Of course, maybe companies in this sector shouldn’t be blamed. Innovation certainly seems to lie at the heart of Silicon Valley types. There’s always a race to produce something new, something revolutionary. There are times though when the need to discover something new isn’t always the same as the need to find better solutions.
This is the trap that ensnares the marketing and product decisions of many tech firms. Even Google isn’t spared (case in point: the ups and downs of the Google Glass project). Sometimes the drive to present something new takes higher priority than creating something that provides greater value to customers.
For the record, this has never been meant to say that companies shouldn’t market anything new at all. It only means that if you’re trying to pitch something new, always make sure it’s something that addresses a problem.
And really, it’s not like the rest of the working world is always short on problems that need fixing. When you neglect to identify a problem, you end up committing some of these serious sins against business:
- You come off as out of touch – You know you’ve already lost when a prospect wonders if they even need your products. This shouldn’t happen in an age where you have more capacity to understand the needs of your target market before you even make contact.
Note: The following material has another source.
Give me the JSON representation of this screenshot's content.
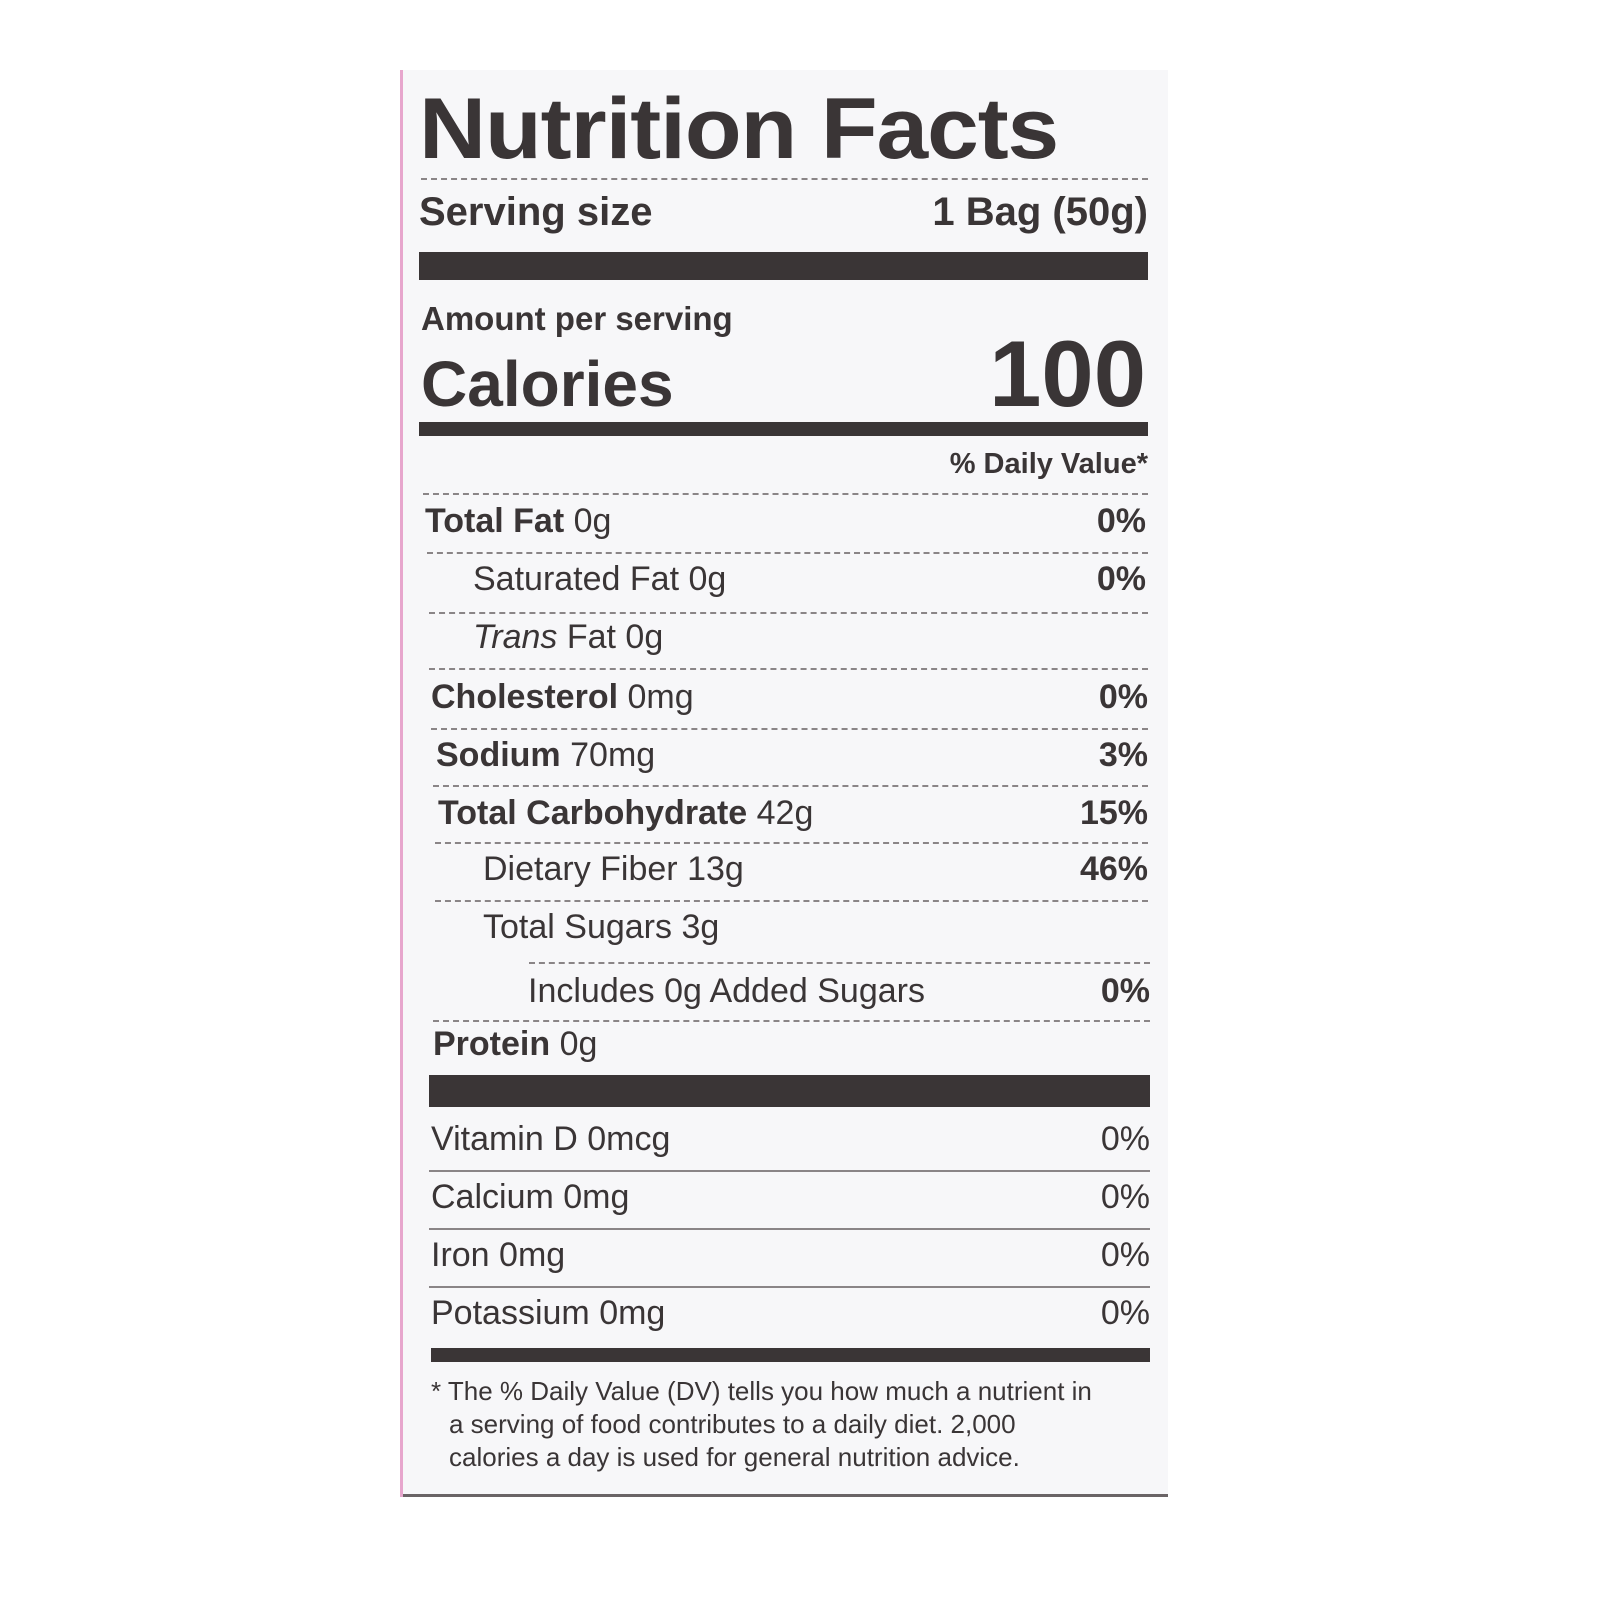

- Your products become a costly splurge – Even if you’ve somehow managed to convince a prospect to sign the deal, low satisfaction and underuse will only make the investment look like a money sink. This could’ve been prevented if you placed a stronger focus on a particular problem and presenting it as the best means to solve it.
- Your cure becomes worse than the disease – Sometimes the quest for novelty gets so bad, you end up solving a problem at the expense of only creating more problems for your target company. For example, think of implementing an EMR system but failed to reduce the amount of medical paper work still being done. What have you really accomplished besides just adding more to the workload?
You should never mistake the act of prioritizing problems with that of actually creating them. The difference is that your prospect ultimately sees the value of a solution because they see the problem too. That’s why you should always put them first in your lead generation strategy.